We can predict the age of an abalone based on the weight of the shell,
but with multiple regression we can throw in more variables, like the height of the abalone and many more variables,
in order to make our prediction more accurate.
How to create our model and make it work?
Python has modules which will make our work easier.First, import the Pandas module.
import pandas
Pandas module reads csv files and converts them into a DataFrame object.
Now, the python code for Multiple Regression will be as under.
code
import warnings
warnings.filterwarnings("ignore")
from sklearn.linear_model import LinearRegression
import pandas as pd
df = pd.read_csv("abalone.csv")
X = df[['Length','Diameter','Height',
'Whole_weight','Shucked_weight',
'Viscera_weight','Shell_weight']]
y = df['Class_number_of_rings']
rsr=LinearRegression()
rsr.fit(X,y)
pred=rsr.predict([[0.300,0.350,0.
100,0.4245,0.2522,0.1300,
0.099]])
age=pred+1.5
print(float(age))
The output in years will be
8.27128158983664
Explanation:
1. First we have imported the required libraries.

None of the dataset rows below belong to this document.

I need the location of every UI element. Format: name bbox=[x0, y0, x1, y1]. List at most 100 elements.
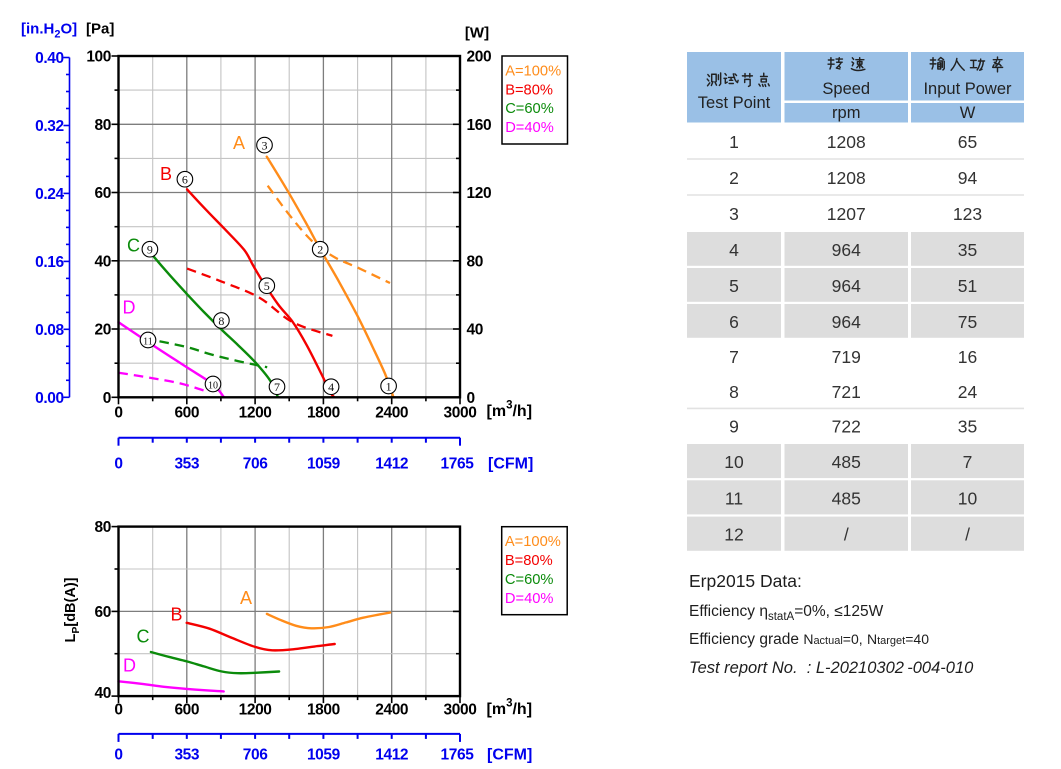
svg-text:B=80%: B=80% bbox=[505, 553, 553, 569]
svg-text:0: 0 bbox=[467, 390, 475, 407]
svg-text:200: 200 bbox=[467, 49, 492, 66]
svg-text:1059: 1059 bbox=[307, 747, 341, 764]
svg-text:2400: 2400 bbox=[375, 405, 408, 422]
svg-text:B: B bbox=[160, 164, 172, 184]
svg-text:0.00: 0.00 bbox=[35, 390, 64, 407]
svg-text:C=60%: C=60% bbox=[505, 572, 554, 588]
svg-text:1: 1 bbox=[386, 379, 392, 393]
svg-text:80: 80 bbox=[467, 253, 483, 270]
svg-text:[W]: [W] bbox=[465, 25, 489, 42]
svg-text:0: 0 bbox=[114, 456, 122, 473]
svg-text:60: 60 bbox=[95, 185, 111, 202]
svg-text:1412: 1412 bbox=[375, 747, 408, 764]
svg-text:2: 2 bbox=[317, 243, 323, 257]
svg-text:100: 100 bbox=[86, 49, 111, 66]
svg-text:C=60%: C=60% bbox=[505, 101, 554, 117]
svg-text:1059: 1059 bbox=[307, 456, 341, 473]
svg-text:485: 485 bbox=[832, 488, 861, 508]
svg-text:20: 20 bbox=[95, 322, 111, 339]
svg-text:0.08: 0.08 bbox=[35, 322, 64, 339]
svg-text:/: / bbox=[844, 525, 849, 545]
svg-text:8: 8 bbox=[218, 314, 224, 328]
svg-text:1208: 1208 bbox=[827, 168, 866, 188]
svg-text:4: 4 bbox=[729, 240, 739, 260]
svg-text:2400: 2400 bbox=[375, 702, 408, 719]
svg-text:1800: 1800 bbox=[307, 405, 340, 422]
svg-text:[Pa]: [Pa] bbox=[86, 21, 114, 38]
svg-text:3: 3 bbox=[729, 204, 739, 224]
svg-text:0.40: 0.40 bbox=[35, 50, 64, 67]
svg-text:Input Power: Input Power bbox=[923, 80, 1012, 98]
svg-text:600: 600 bbox=[174, 405, 199, 422]
svg-text:10: 10 bbox=[724, 452, 744, 472]
svg-text:8: 8 bbox=[729, 382, 739, 402]
svg-text:1800: 1800 bbox=[307, 702, 340, 719]
svg-text:6: 6 bbox=[729, 312, 739, 332]
svg-text:11: 11 bbox=[725, 488, 743, 508]
svg-text:Efficiency ηstatA=0%, ≤125W: Efficiency ηstatA=0%, ≤125W bbox=[689, 603, 884, 623]
svg-text:2: 2 bbox=[729, 168, 739, 188]
svg-text:35: 35 bbox=[958, 240, 977, 260]
svg-text:1765: 1765 bbox=[441, 747, 475, 764]
svg-text:60: 60 bbox=[95, 604, 111, 621]
svg-text:16: 16 bbox=[958, 347, 977, 367]
svg-text:4: 4 bbox=[328, 380, 334, 394]
svg-text:1: 1 bbox=[729, 132, 739, 152]
svg-text:65: 65 bbox=[958, 132, 977, 152]
svg-text:3000: 3000 bbox=[444, 702, 477, 719]
svg-text:24: 24 bbox=[958, 382, 978, 402]
svg-text:rpm: rpm bbox=[832, 104, 860, 122]
svg-text:[in.H2O]: [in.H2O] bbox=[21, 21, 77, 41]
svg-text:40: 40 bbox=[467, 322, 483, 339]
svg-text:3000: 3000 bbox=[444, 405, 477, 422]
svg-text:Erp2015 Data:: Erp2015 Data: bbox=[689, 571, 802, 591]
svg-text:75: 75 bbox=[958, 312, 977, 332]
svg-text:964: 964 bbox=[832, 240, 861, 260]
svg-text:[CFM]: [CFM] bbox=[487, 747, 532, 764]
svg-text:0: 0 bbox=[114, 702, 122, 719]
svg-text:1765: 1765 bbox=[441, 456, 475, 473]
svg-text:A=100%: A=100% bbox=[505, 534, 561, 550]
svg-text:0.16: 0.16 bbox=[35, 254, 64, 271]
svg-text:80: 80 bbox=[95, 519, 111, 536]
svg-text:Test report No. : L-20210302: Test report No. : L-20210302 -004-010 bbox=[689, 659, 974, 677]
svg-text:964: 964 bbox=[832, 276, 861, 296]
svg-text:D=40%: D=40% bbox=[505, 120, 554, 136]
svg-text:485: 485 bbox=[832, 452, 861, 472]
svg-text:0: 0 bbox=[114, 405, 122, 422]
svg-text:1412: 1412 bbox=[375, 456, 408, 473]
svg-text:353: 353 bbox=[174, 456, 199, 473]
svg-text:C: C bbox=[137, 627, 150, 647]
svg-text:9: 9 bbox=[729, 417, 739, 437]
svg-text:0: 0 bbox=[114, 747, 122, 764]
svg-text:80: 80 bbox=[95, 117, 111, 134]
svg-text:A: A bbox=[240, 588, 252, 608]
svg-text:964: 964 bbox=[832, 312, 861, 332]
svg-text:706: 706 bbox=[243, 747, 268, 764]
svg-text:W: W bbox=[960, 104, 976, 122]
svg-text:D=40%: D=40% bbox=[505, 591, 554, 607]
svg-text:[CFM]: [CFM] bbox=[488, 456, 533, 473]
svg-text:A: A bbox=[233, 133, 245, 153]
svg-text:12: 12 bbox=[724, 525, 743, 545]
svg-text:600: 600 bbox=[174, 702, 199, 719]
svg-text:[m3/h]: [m3/h] bbox=[487, 698, 533, 719]
svg-text:40: 40 bbox=[95, 253, 111, 270]
svg-text:719: 719 bbox=[832, 347, 861, 367]
svg-text:D: D bbox=[123, 656, 136, 676]
svg-text:Test Point: Test Point bbox=[698, 94, 771, 112]
svg-text:7: 7 bbox=[274, 380, 280, 394]
svg-text:6: 6 bbox=[182, 173, 188, 187]
svg-text:0: 0 bbox=[103, 390, 111, 407]
svg-text:7: 7 bbox=[729, 347, 739, 367]
svg-text:94: 94 bbox=[958, 168, 978, 188]
svg-text:10: 10 bbox=[208, 380, 218, 391]
svg-text:1200: 1200 bbox=[239, 702, 272, 719]
svg-text:0.32: 0.32 bbox=[35, 118, 64, 135]
svg-text:A=100%: A=100% bbox=[505, 64, 561, 80]
svg-text:35: 35 bbox=[958, 417, 977, 437]
svg-text:721: 721 bbox=[832, 382, 861, 402]
svg-text:3: 3 bbox=[262, 138, 268, 152]
svg-text:5: 5 bbox=[729, 276, 739, 296]
svg-text:[m3/h]: [m3/h] bbox=[487, 400, 533, 421]
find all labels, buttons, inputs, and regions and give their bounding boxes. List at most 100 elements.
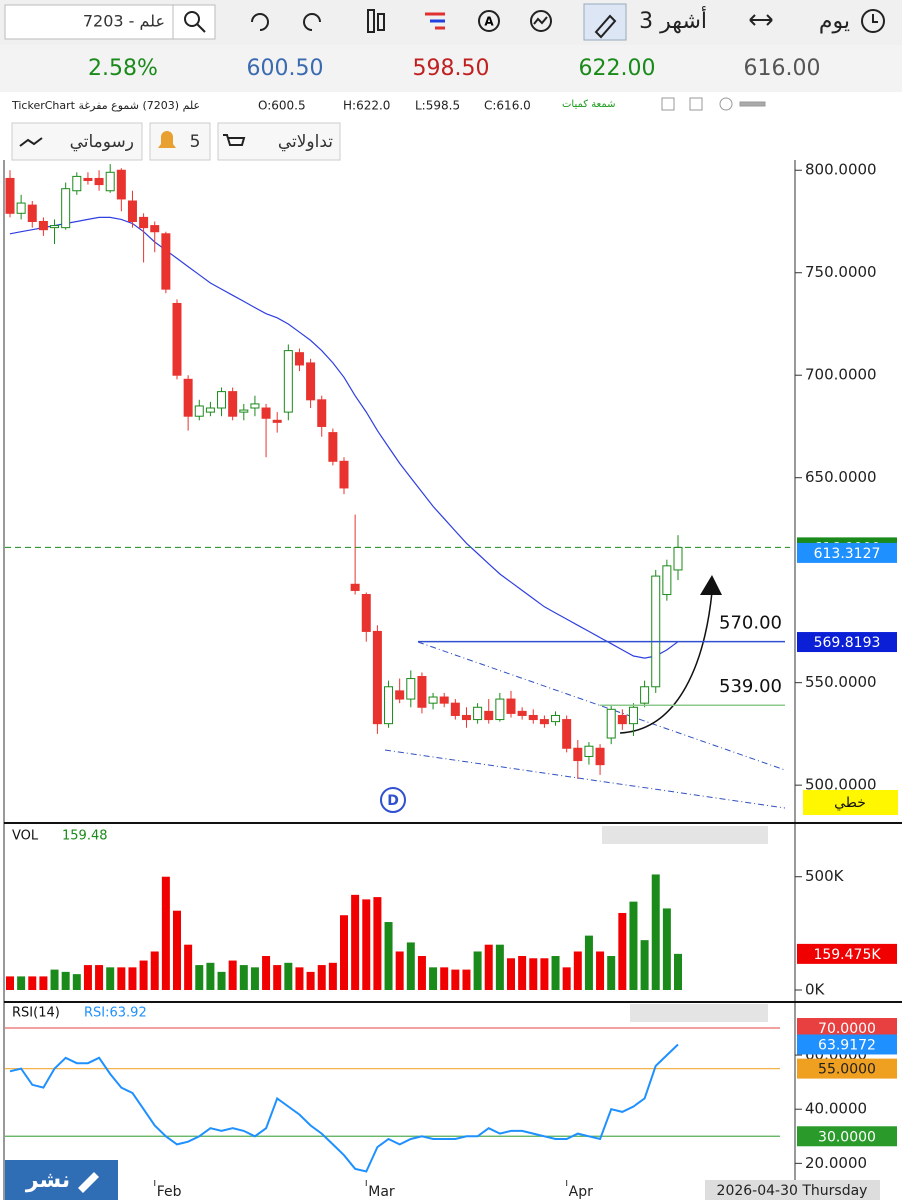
candle-body bbox=[640, 686, 650, 704]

Here, importing warnings library is optional.This library is used to ignore all warnings that our code might encounter during execution.
2. Pandas library is imported for loading our dataframe and sklearn is imported for Multiple Regression.
3. 'abalone.csv' file which is a comma seperated value file is loaded in the dataframe 'df'.
This dataset has 9 columns.
Out of which, 8 of them are independent variables and 1 is dependent variable.
Here, we are excluding one independent variable i.e. Sex as it doesn't matter while predicting the age.
You can take 2 or more than 2 variables depending upon your choice for age prediction.
This dataset will be used to predict the age of abalone.
4. After that, all independent variables have been alloted inside the variable 'X'.
Dependent variable has been alloted inside 'y' variable
5. After that, Multiple Regression is performed on 'X' and 'y'.
6. For the final prediction, use the 'predict' method of sklearn to predict the rings
and after that add 1.5 to rings value in order to get the age of abalone.
Note: if you have python installed on your pc you can install pandas as under.
Open Command Prompt from the start menu.
Inside the command prompt, type
pip install pandas
press enter
This command will install pandas on your computer after which you can run on python.
Note: if you have python installed on your pc you can install sklearn as under.
Open Command Prompt from the start menu.
Inside the command prompt, type
pip install sklearn
press enter
This command will install sklearn on your computer after which you can run on python.